One of the features of walking in Los Angeles (and I know it’s not unique
to LA but it seems both more pronounced and more appropriate here than anywhere
else I’ve ever been) is that you’re seldom far from a freeway. As a serious pedestrian you regularly have to
walk over or under one. Over is
generally better, I think, because you can look down and watch the traffic flow,
or more likely grind to a halt, “bummer to bummer,” as we like to say.
And as I observe my fellow bridge pedestrians (who admittedly are not
huge a number most of the time) I find that they’re divided into two varieties:
those who stop for at least a moment or two and look down, and those who stride
swiftly across the bridge, keeping their eyes fixed straight ahead of them, as
if pretending the freeway isn’t there.
Will it surprise you that I’m one of those who tends to linger, and yes
it sometimes feels a bit contrarian to be up there staring down at traffic, but
then I think that people are perfectly happy to stand on a bridge that crosses
a river and watch the boats go by, so why aren’t they happy watching the cars
and trucks? One answer might be “pollution”

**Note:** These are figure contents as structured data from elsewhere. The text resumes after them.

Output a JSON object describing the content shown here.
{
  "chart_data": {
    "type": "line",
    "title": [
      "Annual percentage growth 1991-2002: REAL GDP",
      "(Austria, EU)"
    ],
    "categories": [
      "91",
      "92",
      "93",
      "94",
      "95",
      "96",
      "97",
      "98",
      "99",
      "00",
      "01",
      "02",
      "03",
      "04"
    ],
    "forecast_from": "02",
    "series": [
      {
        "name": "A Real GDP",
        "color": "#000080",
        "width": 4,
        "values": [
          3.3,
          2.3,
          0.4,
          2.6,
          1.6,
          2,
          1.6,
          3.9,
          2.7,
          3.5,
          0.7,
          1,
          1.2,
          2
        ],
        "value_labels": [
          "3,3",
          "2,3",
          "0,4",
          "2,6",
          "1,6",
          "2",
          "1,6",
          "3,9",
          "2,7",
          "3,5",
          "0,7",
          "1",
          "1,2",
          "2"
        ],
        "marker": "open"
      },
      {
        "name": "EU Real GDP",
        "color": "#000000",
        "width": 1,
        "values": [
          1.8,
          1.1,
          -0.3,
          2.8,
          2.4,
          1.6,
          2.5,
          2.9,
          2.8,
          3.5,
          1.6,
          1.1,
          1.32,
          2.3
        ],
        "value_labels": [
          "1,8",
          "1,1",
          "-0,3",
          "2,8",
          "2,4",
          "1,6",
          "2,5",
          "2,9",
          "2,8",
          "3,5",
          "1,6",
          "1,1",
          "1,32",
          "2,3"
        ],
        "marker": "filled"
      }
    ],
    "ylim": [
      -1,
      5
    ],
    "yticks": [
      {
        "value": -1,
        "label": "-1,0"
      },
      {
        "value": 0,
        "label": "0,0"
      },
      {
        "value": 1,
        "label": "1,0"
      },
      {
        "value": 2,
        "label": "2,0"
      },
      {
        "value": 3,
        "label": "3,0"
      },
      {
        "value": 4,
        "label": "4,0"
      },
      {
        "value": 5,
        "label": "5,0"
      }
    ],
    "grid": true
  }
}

and of course I have no rebuttal to that, but you know it’s not like I pull up
a deck chair and sit there for hours, basking in the exhaust fumes, I just stop
for a minute or two, enjoying the rush and the roar below me.
In fact there are quite a few places in LA where you can stand on a
bridge and actually stare down at the river, although unfortunately the Los Angeles
River tends to be a dry concrete channel for much of its length; great for car
chases and such, but not exactly a roaring cataract.
Still. I do like looking at the river – and I especially like looking
at the way the graffiti have been cleaned up – painted over with white oblongs,
creating a bizarrely appealing minimalist art work.
And if you’re on a bridge in downtown Los Angeles, chances are you’ll
also get a view of a railway line or two.
It’s like looking at God’s model railway.
Elsewhere you can look down and see all kinds of edgeland mess and
complication, ruin, reclamation and repurposing, which of course I love.
I was
doing this most recently because I wanted to take a look at the Sixth Street
Bridge, which runs from downtown to Boyle Heights and is about to be demolished
and replaced. Nobody particularly wanted
this to happen: the current bridge isn’t that old, built in 1932, but it’s
suffering from “concrete cancer” and will be gradually taken down before it
falls down, and a whizzy new bridge, described as a “ribbon of arches” will be
put in its place.
The
new one will cost $440 million and according to Councilmember
José Huizar, in whose district the project is happening, it won’t just be a way
of getting from one place to another, but “a destination itself that people
come to visit."
To that end it will have ten-foot wide walkways and
(wait for it) a viewing deck. Just how
many people will want to walk between Boyle Heights and downtown L.A. remains
to be seen. Completion is due in
2018. How many will want to stand on the
viewing platform and look down at the river and the railway line is even less
knowable, but personally I think it’s very much to be encouraged.